O agricultor Olívio Soratto, da localidade de Linha Rio Maior, em Urussanga, é um exemplo de trabalhador rural bem sucedido, que conseguiu criar a família com os recursos da lavoura. Há 25 anos, ele cultiva verduras e hortaliças, como alface, rúcula, agrião, beterraba, cenoura, couve-flor, batata doce, aipim, radiche e espinafre.
São cerca de três hectares de horta, onde trabalham Soratto e a esposa Henrica. “Fiz a minha vida com essa lavoura”, conta o agricultor, que começou como mineiro, para depois tornar-se produtor. Por semana, Soratto comercializa mil pés de alface, para mercados de Urussanga, Lauro Müller, Cocal do Sul e Criciúma. Além das pessoas que vão comprar na porta de sua residência. “Aos domingos, chega a fazer fila de carro na frente da minha casa”, afirma.
Soratto não tem medo de afirmar que, no município, não há ninguém que produza como ele. “Tem que conquistar os clientes e eu já trabalho com isso há 25 anos”, reforça. Para o agricultor, é preciso escolher um ramo de atividade e se concentrar nele. A rotina de Soratto começa todos os fins de tarde quando colhe os pés que serão comercializados. No dia seguinte, por volta das 7 horas, ele vai para o Centro de Urussanga entregar a produção nos mercados e supermercados. “Já cheguei a colher sete mil pés de alface num só dia”, revela.
O agricultor faz as próprias mudas, com as sementes que adquire em Porto Alegre, a cada seis meses. A produção de verduras e hortaliças não exige cuidados extremos, como outras culturas. Agrotóxicos não são utilizados pelo produtor, a não ser no cultivo da batata, mas é preciso investir em estrutura para produzir. “Só o sistema de irrigação custa uns R$ 20 mil”, explica Soratto.
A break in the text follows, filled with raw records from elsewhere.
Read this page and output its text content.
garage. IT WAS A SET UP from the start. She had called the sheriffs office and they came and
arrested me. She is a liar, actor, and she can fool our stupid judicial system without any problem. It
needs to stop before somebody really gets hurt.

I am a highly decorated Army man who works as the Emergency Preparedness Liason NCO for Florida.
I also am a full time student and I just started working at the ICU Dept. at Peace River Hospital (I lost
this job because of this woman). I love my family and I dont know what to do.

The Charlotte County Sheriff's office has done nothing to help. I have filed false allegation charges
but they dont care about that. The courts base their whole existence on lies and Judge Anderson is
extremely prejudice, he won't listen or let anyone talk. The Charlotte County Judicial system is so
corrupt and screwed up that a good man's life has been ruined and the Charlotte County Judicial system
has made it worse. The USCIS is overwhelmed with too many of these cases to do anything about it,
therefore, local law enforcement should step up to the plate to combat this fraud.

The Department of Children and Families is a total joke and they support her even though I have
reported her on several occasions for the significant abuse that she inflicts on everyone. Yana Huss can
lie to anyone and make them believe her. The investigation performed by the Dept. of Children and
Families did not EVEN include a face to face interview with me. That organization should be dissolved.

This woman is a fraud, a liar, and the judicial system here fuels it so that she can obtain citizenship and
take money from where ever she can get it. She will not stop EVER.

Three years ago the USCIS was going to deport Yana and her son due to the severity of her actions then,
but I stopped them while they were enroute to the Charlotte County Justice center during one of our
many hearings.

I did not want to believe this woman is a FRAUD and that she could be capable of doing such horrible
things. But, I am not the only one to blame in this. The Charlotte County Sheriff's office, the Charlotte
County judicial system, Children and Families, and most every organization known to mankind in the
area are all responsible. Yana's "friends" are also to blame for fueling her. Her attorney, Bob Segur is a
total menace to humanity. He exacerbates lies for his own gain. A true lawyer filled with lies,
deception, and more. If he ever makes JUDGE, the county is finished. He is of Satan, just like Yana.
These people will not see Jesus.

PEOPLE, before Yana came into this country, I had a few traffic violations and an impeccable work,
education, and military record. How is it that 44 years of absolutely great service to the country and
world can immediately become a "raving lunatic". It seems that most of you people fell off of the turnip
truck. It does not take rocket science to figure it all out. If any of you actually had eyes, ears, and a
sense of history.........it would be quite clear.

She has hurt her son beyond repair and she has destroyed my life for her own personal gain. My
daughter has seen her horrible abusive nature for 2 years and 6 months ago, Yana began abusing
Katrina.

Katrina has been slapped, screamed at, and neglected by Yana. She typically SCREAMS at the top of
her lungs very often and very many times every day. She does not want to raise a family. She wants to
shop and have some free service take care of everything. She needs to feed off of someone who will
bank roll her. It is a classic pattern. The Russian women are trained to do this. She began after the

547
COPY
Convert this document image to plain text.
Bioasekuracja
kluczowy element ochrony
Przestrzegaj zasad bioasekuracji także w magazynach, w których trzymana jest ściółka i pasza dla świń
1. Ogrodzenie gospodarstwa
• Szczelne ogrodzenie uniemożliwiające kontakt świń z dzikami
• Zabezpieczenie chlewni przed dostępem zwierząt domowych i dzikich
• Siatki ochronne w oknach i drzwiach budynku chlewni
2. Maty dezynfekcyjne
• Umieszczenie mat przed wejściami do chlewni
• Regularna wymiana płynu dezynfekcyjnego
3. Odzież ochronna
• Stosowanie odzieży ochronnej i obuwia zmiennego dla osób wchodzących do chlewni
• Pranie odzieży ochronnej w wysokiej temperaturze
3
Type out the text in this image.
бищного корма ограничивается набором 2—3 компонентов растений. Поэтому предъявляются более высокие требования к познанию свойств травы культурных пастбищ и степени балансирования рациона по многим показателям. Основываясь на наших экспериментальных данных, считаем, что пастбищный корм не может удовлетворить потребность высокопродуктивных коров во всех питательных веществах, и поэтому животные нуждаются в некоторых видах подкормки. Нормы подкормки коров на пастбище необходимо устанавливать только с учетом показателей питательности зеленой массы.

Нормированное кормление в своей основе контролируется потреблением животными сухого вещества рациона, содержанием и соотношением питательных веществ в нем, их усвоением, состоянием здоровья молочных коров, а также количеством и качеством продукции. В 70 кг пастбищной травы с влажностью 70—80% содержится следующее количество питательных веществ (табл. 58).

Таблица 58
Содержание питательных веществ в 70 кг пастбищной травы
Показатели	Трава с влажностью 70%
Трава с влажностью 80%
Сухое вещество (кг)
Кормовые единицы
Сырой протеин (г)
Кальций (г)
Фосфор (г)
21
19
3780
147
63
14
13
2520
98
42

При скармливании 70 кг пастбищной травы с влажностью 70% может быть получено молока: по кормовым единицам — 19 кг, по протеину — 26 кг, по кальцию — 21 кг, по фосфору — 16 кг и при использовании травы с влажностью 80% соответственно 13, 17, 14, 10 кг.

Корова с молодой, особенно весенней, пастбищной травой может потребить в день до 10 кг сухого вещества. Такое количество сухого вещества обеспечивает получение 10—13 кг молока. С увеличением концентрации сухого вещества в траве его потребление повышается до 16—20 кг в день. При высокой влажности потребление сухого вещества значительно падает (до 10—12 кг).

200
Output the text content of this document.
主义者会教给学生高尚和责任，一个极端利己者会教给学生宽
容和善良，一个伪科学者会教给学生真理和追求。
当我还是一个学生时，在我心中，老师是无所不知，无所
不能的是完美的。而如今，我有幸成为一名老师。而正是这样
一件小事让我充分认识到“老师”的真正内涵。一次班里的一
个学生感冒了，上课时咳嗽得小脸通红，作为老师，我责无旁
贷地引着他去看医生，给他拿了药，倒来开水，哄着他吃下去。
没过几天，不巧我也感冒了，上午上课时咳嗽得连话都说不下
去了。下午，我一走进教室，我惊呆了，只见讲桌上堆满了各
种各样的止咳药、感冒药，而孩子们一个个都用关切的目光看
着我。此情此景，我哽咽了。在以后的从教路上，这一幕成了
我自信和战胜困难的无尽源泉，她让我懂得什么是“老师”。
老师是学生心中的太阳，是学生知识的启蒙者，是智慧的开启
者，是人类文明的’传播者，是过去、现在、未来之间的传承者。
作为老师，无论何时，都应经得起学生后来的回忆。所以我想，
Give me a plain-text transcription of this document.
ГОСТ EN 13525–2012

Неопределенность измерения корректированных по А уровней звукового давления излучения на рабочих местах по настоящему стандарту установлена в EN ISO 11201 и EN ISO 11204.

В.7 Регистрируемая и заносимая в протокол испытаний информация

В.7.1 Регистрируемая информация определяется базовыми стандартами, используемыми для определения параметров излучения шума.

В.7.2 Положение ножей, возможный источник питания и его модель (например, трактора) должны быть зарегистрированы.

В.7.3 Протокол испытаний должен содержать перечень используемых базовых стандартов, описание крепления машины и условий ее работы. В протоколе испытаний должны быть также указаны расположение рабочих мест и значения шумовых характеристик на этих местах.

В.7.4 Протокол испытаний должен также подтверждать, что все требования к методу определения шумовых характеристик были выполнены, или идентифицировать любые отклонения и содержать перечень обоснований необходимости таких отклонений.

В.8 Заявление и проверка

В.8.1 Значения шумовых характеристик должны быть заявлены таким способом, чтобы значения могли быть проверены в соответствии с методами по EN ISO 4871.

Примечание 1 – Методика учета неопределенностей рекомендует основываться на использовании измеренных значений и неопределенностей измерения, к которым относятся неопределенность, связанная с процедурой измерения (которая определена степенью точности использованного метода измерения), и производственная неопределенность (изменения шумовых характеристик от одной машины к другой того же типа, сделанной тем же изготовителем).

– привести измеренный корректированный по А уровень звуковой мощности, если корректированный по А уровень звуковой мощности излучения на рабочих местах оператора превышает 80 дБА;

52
Além disso, é necessário dispor de máquinas e equipamentos agrícolas.
Aos 48 anos, o trabalhador rural pretende se aposentar dentro de uns três ou quatro anos. “Com a lavoura dá para viver tranqüilo, mas precisa trabalhar muito”, explica. Natural de Azambuja e filho de agricultores italianos, Olívio Soratto aprendeu a viver da terra, faça chuva ou faça sol e com as mãos sujas e calejadas, como ele mesmo faz questão de mostrar. Aprendeu a valorizar a profissão que, todos os dias, rende uma alimentação saudável à comunidade da região.
Fortalecimento
O secretário de Agricultura de Urussanga, Eduardo Zapeline, reconhece o homem do campo pela sua luta e força de vontade para desenvolver a atividade. Para ele, o associativismo no meio rural é uma excelente opção para o fortalecimento do setor. “Os agricultores devem estar unidos para o desenvolvimento das suas atividades e, assim, poderem competir com as grandes empresas”, destaca.